Go West : David Chevallier à Rezé
Le trio Second Life de David Chevallier jouait le 27 janvier au Théâtre de Rezé (44)
Photo © Fabrice Journo
En résidence à la Soufflerie de Rezé en périphérie nantaise, David Chevallier présente dans le théâtre de la commune le nouveau répertoire de son trio. Après une revisite de quelques grands thèmes avec Standards et avatars en 2015, Second Life arpente de nouveaux territoires, toujours plus vers l’Ouest, et donne à entendre une musique hybride où le jazz s’associe à la musique folk.
Nous étions prévenus. Lors d’un concert du trio au Pannonica en mai 2015, David Chevallier, visiblement satisfait des capacités de sa formation, confiait ne pas avoir l’intention de s’arrêter à une relecture, si audacieuse et personnelle soit-elle, des grands standards du jazz. L’aventure ne faisait que commencer et il comptait bien lui donner une suite. Après un travail réussi mais hélas trop peu entendu avec le Quatuor IXI autour des musiques de Dave Brubeck (Back To Brubeck) en 2016, qui prolongeait là encore l’histoire du jazz américain, Chevallier entend se recentrer sur des compositions de sa plume, sans pour autant quitter le continent outre-atlantique.
La nervosité de la guitare électrique est mise de côté au profit du nylon de guitares acoustiques, six et douze cordes,ou du banjo. Complété par la basse rassurante de Sébastien Boisseau et la batterie à la fois terrienne et décalée de Christophe Lavergne, le trio nous entraîne cette fois dans un imaginaire qui évoque les vastes plaines du Grand Ouest.

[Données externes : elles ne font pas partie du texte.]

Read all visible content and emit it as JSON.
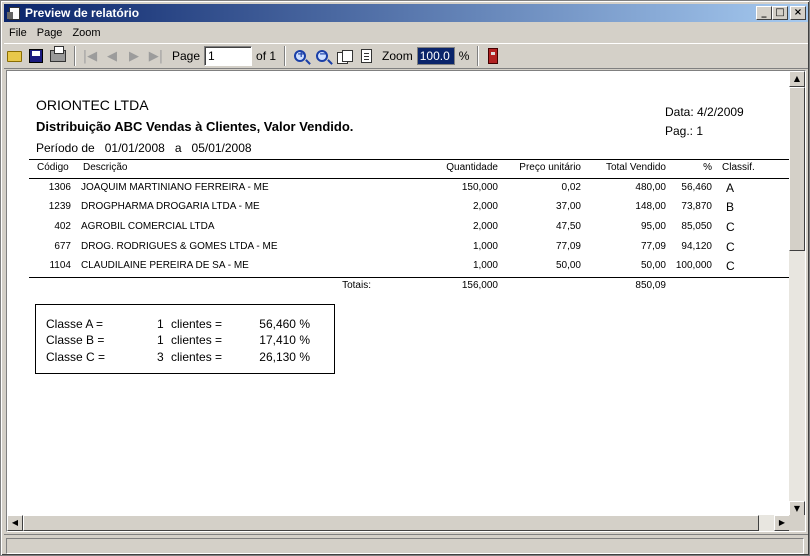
{
  "window": {
    "title": "Preview de relatório",
    "buttons": {
      "minimize": "_",
      "maximize": "□",
      "close": "×"
    }
  },
  "menu": {
    "file": "File",
    "page": "Page",
    "zoom": "Zoom"
  },
  "toolbar": {
    "page_label": "Page",
    "page_value": "1",
    "of_label": "of 1",
    "zoom_label": "Zoom",
    "zoom_value": "100.0",
    "percent": "%"
  },
  "report": {
    "company": "ORIONTEC  LTDA",
    "subtitle": "Distribuição ABC Vendas à  Clientes, Valor Vendido.",
    "period_label": "Período de",
    "period_from": "01/01/2008",
    "period_a": "a",
    "period_to": "05/01/2008",
    "date": "Data: 4/2/2009",
    "page": "Pag.: 1",
    "columns": {
      "codigo": "Código",
      "descricao": "Descrição",
      "quantidade": "Quantidade",
      "preco": "Preço unitário",
      "total": "Total Vendido",
      "pct": "%",
      "classif": "Classif."
    },
    "rows": [
      {
        "codigo": "1306",
        "descricao": "JOAQUIM  MARTINIANO  FERREIRA  -  ME",
        "quantidade": "150,000",
        "preco": "0,02",
        "total": "480,00",
        "pct": "56,460",
        "classif": "A"
      },
      {
        "codigo": "1239",
        "descricao": "DROGPHARMA  DROGARIA  LTDA  -  ME",
        "quantidade": "2,000",
        "preco": "37,00",
        "total": "148,00",
        "pct": "73,870",
        "classif": "B"
      },
      {
        "codigo": "402",
        "descricao": "AGROBIL  COMERCIAL  LTDA",
        "quantidade": "2,000",
        "preco": "47,50",
        "total": "95,00",
        "pct": "85,050",
        "classif": "C"
      },
      {
        "codigo": "677",
        "descricao": "DROG.  RODRIGUES  &  GOMES  LTDA  -  ME",
        "quantidade": "1,000",
        "preco": "77,09",
        "total": "77,09",
        "pct": "94,120",
        "classif": "C"
      },
      {
        "codigo": "1104",
        "descricao": "CLAUDILAINE  PEREIRA  DE  SA  -  ME",
        "quantidade": "1,000",
        "preco": "50,00",
        "total": "50,00",
        "pct": "100,000",
        "classif": "C"
      }
    ],
    "totals": {
      "label": "Totais:",
      "quantidade": "156,000",
      "total": "850,09"
    },
    "classes": [
      {
        "label": "Classe A =",
        "count": "1",
        "clientes": "clientes =",
        "pct": "56,460 %"
      },
      {
        "label": "Classe B =",
        "count": "1",
        "clientes": "clientes =",
        "pct": "17,410 %"
      },
      {
        "label": "Classe C =",
        "count": "3",
        "clientes": "clientes =",
        "pct": "26,130 %"
      }
    ]
  },
  "icons": {
    "open": "folder-icon",
    "save": "save-icon",
    "print": "printer-icon",
    "first": "first-page-icon",
    "prev": "prev-page-icon",
    "next": "next-page-icon",
    "last": "last-page-icon",
    "zoom_in": "zoom-in-icon",
    "zoom_out": "zoom-out-icon",
    "page_width": "page-width-icon",
    "full_page": "full-page-icon",
    "exit": "exit-icon"
  },
  "colors": {
    "title_bar_start": "#0a246a",
    "title_bar_end": "#a6caf0",
    "window_bg": "#d4d0c8"
  }
}
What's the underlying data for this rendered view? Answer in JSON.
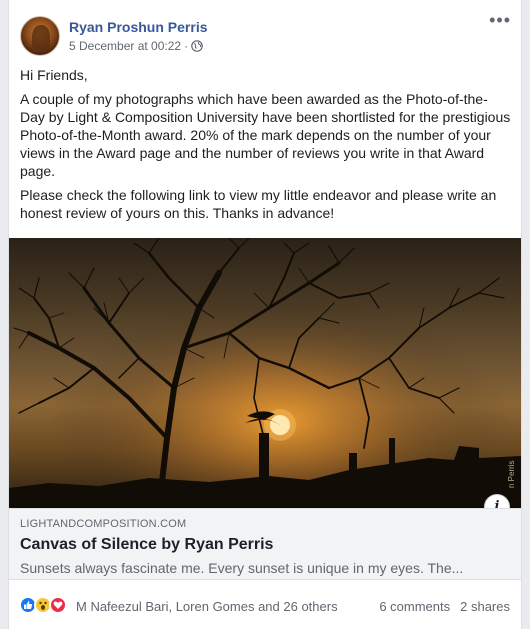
{
  "post": {
    "author": "Ryan Proshun Perris",
    "timestamp": "5 December at 00:22",
    "separator": "·",
    "more_label": "•••",
    "text": [
      "Hi Friends,",
      "A couple of my photographs which have been awarded as the Photo-of-the-Day by Light & Composition University have been shortlisted for the prestigious Photo-of-the-Month award. 20% of the mark depends on the number of your views in the Award page and the number of reviews you write in that Award page.",
      "Please check the following link to view my little endeavor and please write an honest review of yours on this. Thanks in advance!"
    ],
    "photo_watermark": "n Perris"
  },
  "link_preview": {
    "domain": "LIGHTANDCOMPOSITION.COM",
    "title": "Canvas of Silence by Ryan Perris",
    "description": "Sunsets always fascinate me. Every sunset is unique in my eyes. The...",
    "info_label": "i"
  },
  "footer": {
    "reactions": [
      "like-icon",
      "wow-icon",
      "love-icon"
    ],
    "reaction_names": "M Nafeezul Bari, Loren Gomes and 26 others",
    "comments": "6 comments",
    "shares": "2 shares"
  },
  "colors": {
    "author": "#385898",
    "background": "#e9ebee",
    "link_box": "#f2f3f5",
    "like": "#1877f2",
    "love": "#f0284a",
    "wow": "#f7c83b"
  }
}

Vous pouvez aller voir ces trois-là sur scène les yeux fermés. Même s’ils sortent tout juste sortis d’une semaine d’enregistrement et sont encore en phase de rodage, D’abord parce que l’exigence de qualité est bien là : l’ensemble est parfaitement homogène. Placés sur une même ligne de front, ils jouent à parts égales, tout entiers au service de la musique, avec une manière sensuelle et entendue de faire circuler le son. Les yeux fermés ensuite - mais les oreilles grandes ouvertes - parce que l’invitation au voyage est forte et propice à la rêverie. Le son cristallin des guitares, dans les arpèges notamment, rappelle cette grande culture de la folk américaine - country, bluegrass, blues - que chacun a en mémoire. Chevallier la réactive en la parant d’atours qui lui sont propres.

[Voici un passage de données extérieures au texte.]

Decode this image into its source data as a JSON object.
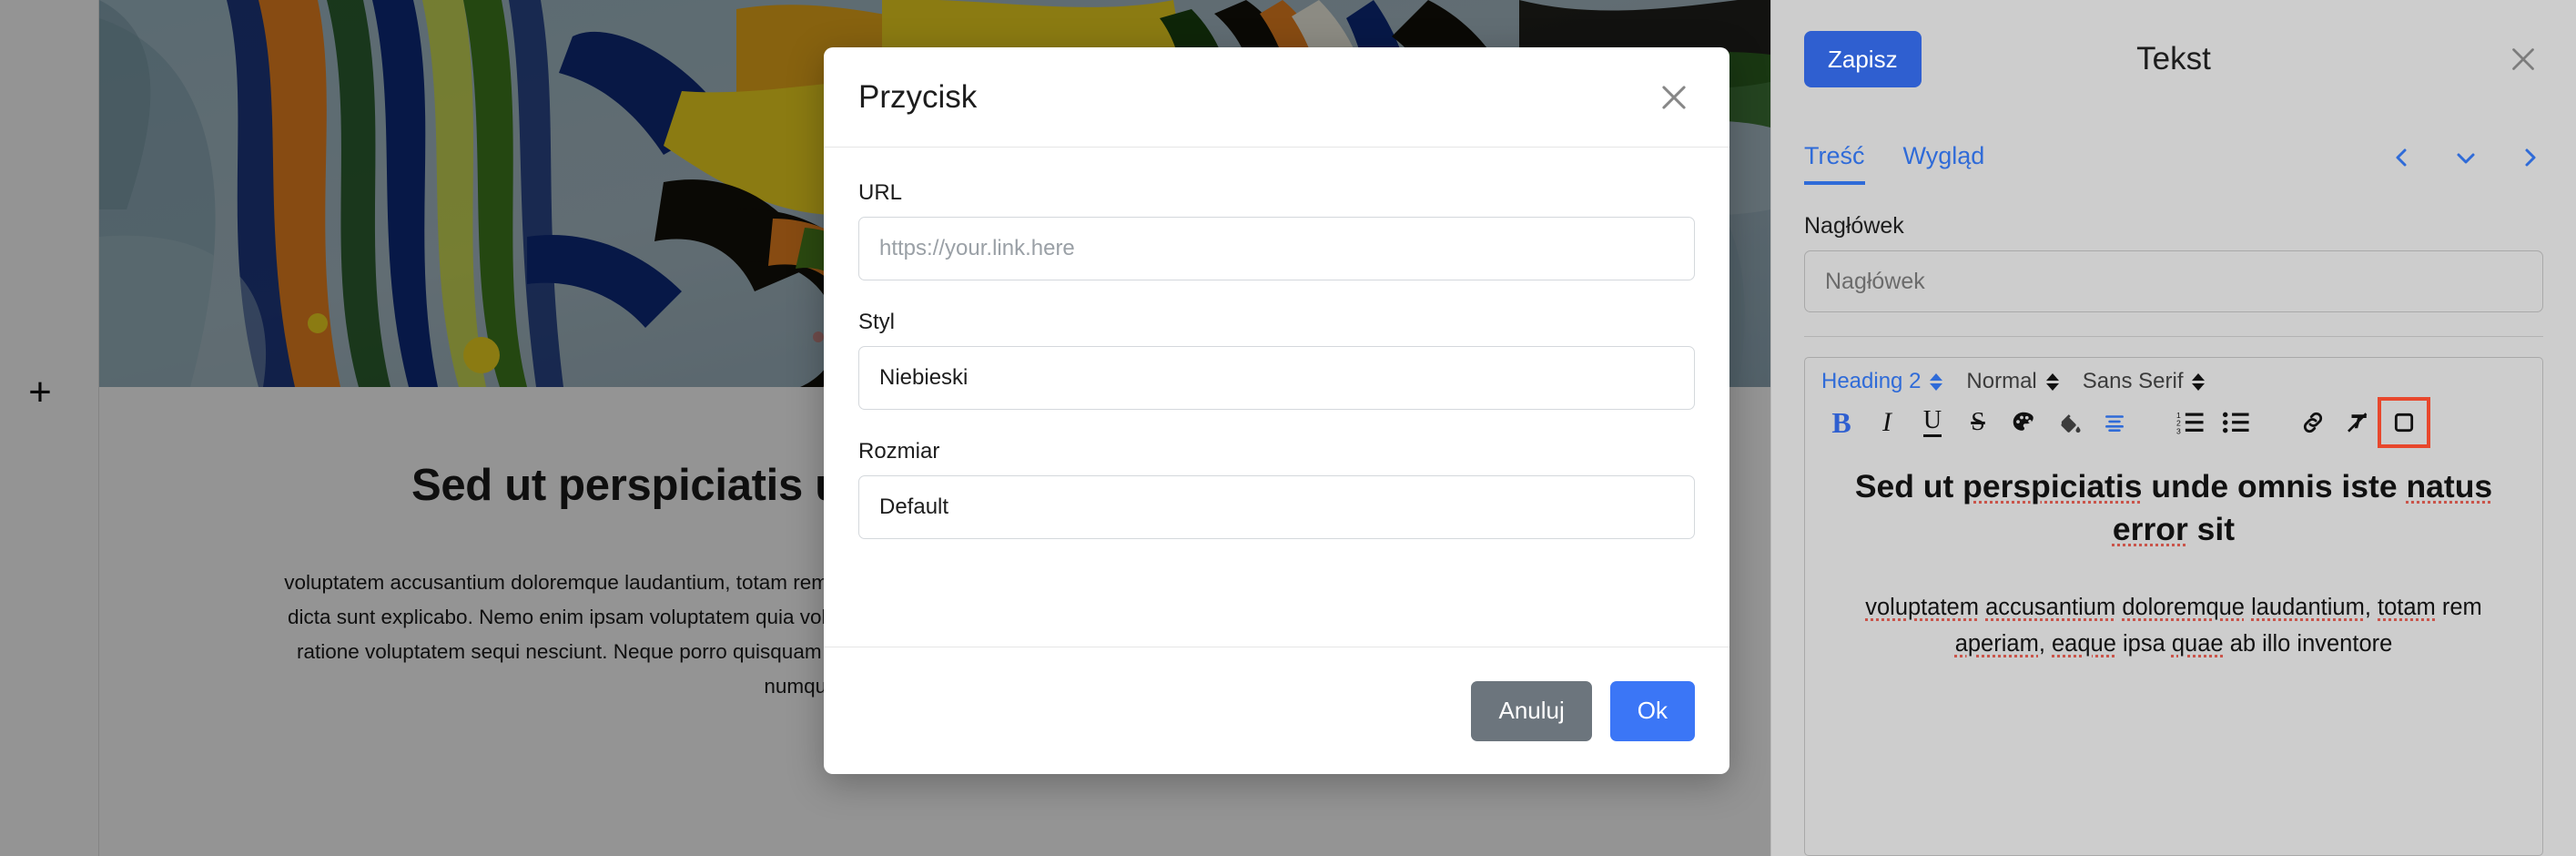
{
  "canvas": {
    "add_block_label": "+",
    "heading": "Sed ut perspiciatis unde omnis iste natus error sit",
    "paragraph": "voluptatem accusantium doloremque laudantium, totam rem aperiam, eaque ipsa quae ab illo inventore veritatis et quasi architecto beatae vitae dicta sunt explicabo. Nemo enim ipsam voluptatem quia voluptas sit aspernatur aut odit aut fugit, sed quia consequuntur magni dolores eos qui ratione voluptatem sequi nesciunt. Neque porro quisquam est, qui dolorem ipsum quia dolor sit amet, consectetur, adipisci velit, sed quia non numquam eius modi tempora incidunt"
  },
  "modal": {
    "title": "Przycisk",
    "close_icon": "close-icon",
    "fields": [
      {
        "label": "URL",
        "value": "",
        "placeholder": "https://your.link.here"
      },
      {
        "label": "Styl",
        "value": "Niebieski",
        "placeholder": ""
      },
      {
        "label": "Rozmiar",
        "value": "Default",
        "placeholder": ""
      }
    ],
    "cancel_label": "Anuluj",
    "ok_label": "Ok",
    "cancel_color": "#6c757d",
    "ok_color": "#3b76f6"
  },
  "sidebar": {
    "save_label": "Zapisz",
    "save_color": "#2f5fd0",
    "title": "Tekst",
    "close_icon": "close-icon",
    "tabs": [
      {
        "label": "Treść",
        "active": true
      },
      {
        "label": "Wygląd",
        "active": false
      }
    ],
    "nav": [
      {
        "icon": "chevron-left-icon"
      },
      {
        "icon": "chevron-down-icon"
      },
      {
        "icon": "chevron-right-icon"
      }
    ],
    "accent_color": "#2f6bd8",
    "heading_field": {
      "label": "Nagłówek",
      "value": "",
      "placeholder": "Nagłówek"
    },
    "toolbar": {
      "selects": [
        {
          "label": "Heading 2",
          "style": "blue"
        },
        {
          "label": "Normal",
          "style": "dark"
        },
        {
          "label": "Sans Serif",
          "style": "dark"
        }
      ],
      "buttons": [
        {
          "name": "bold-icon",
          "label": "B",
          "active": true
        },
        {
          "name": "italic-icon",
          "label": "I",
          "active": false
        },
        {
          "name": "underline-icon",
          "label": "U",
          "active": false
        },
        {
          "name": "strikethrough-icon",
          "label": "S",
          "active": false
        },
        {
          "name": "text-color-palette-icon",
          "label": "",
          "active": false
        },
        {
          "name": "background-fill-icon",
          "label": "",
          "active": false
        },
        {
          "name": "align-icon",
          "label": "",
          "active": false
        },
        {
          "name": "ordered-list-icon",
          "label": "",
          "active": false
        },
        {
          "name": "bullet-list-icon",
          "label": "",
          "active": false
        },
        {
          "name": "link-icon",
          "label": "",
          "active": false
        },
        {
          "name": "clear-format-icon",
          "label": "",
          "active": false
        },
        {
          "name": "insert-button-icon",
          "label": "",
          "active": false,
          "selected": true
        }
      ],
      "selection_color": "#e8472c"
    },
    "editor": {
      "heading": "Sed ut perspiciatis unde omnis iste natus error sit",
      "paragraph": "voluptatem accusantium doloremque laudantium, totam rem aperiam, eaque ipsa quae ab illo inventore"
    }
  }
}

- Christophe Lavergne, Sébastien Boisseau et David Chevallier, photo Fabrice Journo
Musique de proximité, pourrait-on dire, mais également lyrique. L’attention circule dans un climat lumineux tout en rondeur qui baigne d’harmonies l’abondante écriture. Car derrière le confort d’une écoute sensuelle se cachent effectivement des compositions savantes qui sont celle d’un authentique compositeur. Les dissonances feutrées, la complexité architecturale, la délégation de boucles de guitare confiées au batteur dessinent de grandes paysages cubistes dans lesquels on croise le fantôme fragmenté de Thelonious Monk et son « Misterioso » mais également des climats complexes qui jouent à fond le contraste entre mélodies obliques et arrangements chantants.

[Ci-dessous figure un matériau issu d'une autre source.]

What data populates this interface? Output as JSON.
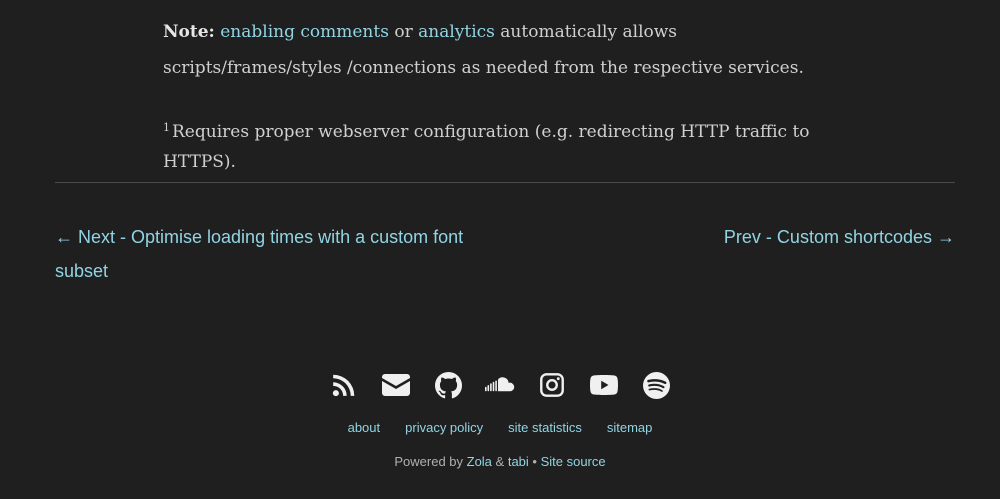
{
  "note": {
    "label": "Note:",
    "link1": "enabling comments",
    "between": " or ",
    "link2": "analytics",
    "rest": " automatically allows scripts/frames/styles /connections as needed from the respective services."
  },
  "footnote": {
    "marker": "1",
    "text": "Requires proper webserver configuration (e.g. redirecting HTTP traffic to HTTPS)."
  },
  "post_nav": {
    "next": "← Next - Optimise loading times with a custom font subset",
    "prev": "Prev - Custom shortcodes →"
  },
  "socials": [
    "rss-icon",
    "email-icon",
    "github-icon",
    "soundcloud-icon",
    "instagram-icon",
    "youtube-icon",
    "spotify-icon"
  ],
  "footer_links": {
    "about": "about",
    "privacy": "privacy policy",
    "stats": "site statistics",
    "sitemap": "sitemap"
  },
  "powered": {
    "prefix": "Powered by ",
    "zola": "Zola",
    "amp": " & ",
    "tabi": "tabi",
    "bullet": " • ",
    "source": "Site source"
  },
  "colors": {
    "background": "#1f1f1f",
    "link": "#91d4e3",
    "text": "#d0d0d0"
  }
}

N’oubliant pas pour autant la part d’improvisation qui permet aux musiciens de faire corps avec le répertoire, le trio avance entre douceur et tension. Les bifurcations qu’emprunte Boisseau, si elles élargissent le champ à traverser, ne le font jamais à contre-courant ; la rythmique de Lavergne se démultiplie en nombreuses propositions mais glisse un swing moderne et souple sous les improvisations du guitariste. C’est dans ce cadre-là d’ailleurs que David Chevallier investit le grand langage américain. Le combinant à une musique savante soudain redevenue populaire, il lui donne les résonances d’un monde contemporain.